Litigation is a time-consuming and often inefficient means to fix a broken regulatory system. However, when there is a fundamental disagreement about a regulatory agency’s responsibilities under the law, it is an essential option. Such is the case with the “Generally Recognized as Safe” (GRAS) exemption from the requirement for pre-market approval of food additives in the Federal Food, Drug, and Cosmetic Act (FFDCA). The Food and Drug Administration (FDA) interprets this exemption as allowing companies to determine whether a substance’s use is GRAS in secret without any notice to the agency.

Next year, I anticipate a federal district court will make a final decision on a lawsuit[1] challenging the FDA’s 2016 GRAS Rule that formalized the agency’s broad interpretation of the exemption and its narrow interpretation of its responsibilities under the FFDCA to “protect the public health by ensuring that . . . foods are safe, wholesome, sanitary, and properly labeled . . . .” (21 U.S.C. §393(b)). It would come a decade after the U.S. Government Accountability Office (GAO), the independent, nonpartisan agency that works for Congress, concluded that “FDA’s oversight process does not ensure the safety of all new GRAS determinations.” The GRAS Rule does little to address the shortcomings described by GAO.
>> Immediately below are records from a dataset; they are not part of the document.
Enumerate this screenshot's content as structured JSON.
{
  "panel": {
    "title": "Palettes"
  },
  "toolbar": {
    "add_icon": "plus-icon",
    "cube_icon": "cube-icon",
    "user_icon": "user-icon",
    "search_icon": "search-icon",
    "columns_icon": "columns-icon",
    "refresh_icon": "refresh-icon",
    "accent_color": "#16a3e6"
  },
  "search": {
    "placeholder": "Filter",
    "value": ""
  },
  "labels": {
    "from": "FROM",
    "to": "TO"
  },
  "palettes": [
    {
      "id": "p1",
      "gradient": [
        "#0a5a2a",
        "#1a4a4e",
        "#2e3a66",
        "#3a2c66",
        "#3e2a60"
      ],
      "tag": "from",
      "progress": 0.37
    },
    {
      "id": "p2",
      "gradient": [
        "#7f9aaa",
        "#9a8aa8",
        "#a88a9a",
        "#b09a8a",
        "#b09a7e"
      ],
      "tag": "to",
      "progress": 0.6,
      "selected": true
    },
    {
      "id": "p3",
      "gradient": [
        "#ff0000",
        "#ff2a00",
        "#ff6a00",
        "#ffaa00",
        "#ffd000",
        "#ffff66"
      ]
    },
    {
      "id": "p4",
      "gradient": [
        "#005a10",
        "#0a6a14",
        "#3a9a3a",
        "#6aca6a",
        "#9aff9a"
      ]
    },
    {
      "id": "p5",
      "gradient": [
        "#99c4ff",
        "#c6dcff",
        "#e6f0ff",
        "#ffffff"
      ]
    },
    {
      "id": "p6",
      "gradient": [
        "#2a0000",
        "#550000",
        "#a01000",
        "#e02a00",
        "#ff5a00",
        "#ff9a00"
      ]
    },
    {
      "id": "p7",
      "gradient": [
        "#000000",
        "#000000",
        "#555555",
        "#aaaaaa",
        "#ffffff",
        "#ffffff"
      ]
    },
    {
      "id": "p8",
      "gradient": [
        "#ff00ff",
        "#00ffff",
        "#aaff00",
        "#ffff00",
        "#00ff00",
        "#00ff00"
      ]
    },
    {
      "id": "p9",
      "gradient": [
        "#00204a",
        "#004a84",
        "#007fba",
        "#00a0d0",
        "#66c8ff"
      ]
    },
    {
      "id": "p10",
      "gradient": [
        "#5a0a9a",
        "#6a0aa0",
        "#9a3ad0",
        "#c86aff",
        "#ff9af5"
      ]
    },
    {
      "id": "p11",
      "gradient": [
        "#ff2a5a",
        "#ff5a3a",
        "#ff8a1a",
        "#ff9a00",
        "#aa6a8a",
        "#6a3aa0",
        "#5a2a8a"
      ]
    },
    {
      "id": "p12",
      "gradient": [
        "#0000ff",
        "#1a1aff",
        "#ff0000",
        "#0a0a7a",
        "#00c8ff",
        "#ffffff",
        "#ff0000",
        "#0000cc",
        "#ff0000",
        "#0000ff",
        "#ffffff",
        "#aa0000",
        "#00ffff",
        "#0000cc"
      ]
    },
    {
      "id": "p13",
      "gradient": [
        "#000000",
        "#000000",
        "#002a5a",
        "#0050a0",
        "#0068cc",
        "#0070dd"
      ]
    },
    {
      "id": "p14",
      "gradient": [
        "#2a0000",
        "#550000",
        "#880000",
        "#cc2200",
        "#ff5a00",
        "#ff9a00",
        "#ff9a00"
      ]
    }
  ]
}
Environmental Defense Fund (EDF), represented by Earthjustice, and the Center for Food Safety (CFS) are the plaintiffs in the lawsuit asking the court to declare the GRAS Rule unlawful and vacate the rule. On August 23, we filed with the court our response to the agency’s brief on both parties’ motions for summary judgment. FDA is expected to file a reply in September. Based on these briefs, the court may order oral arguments before making a decision.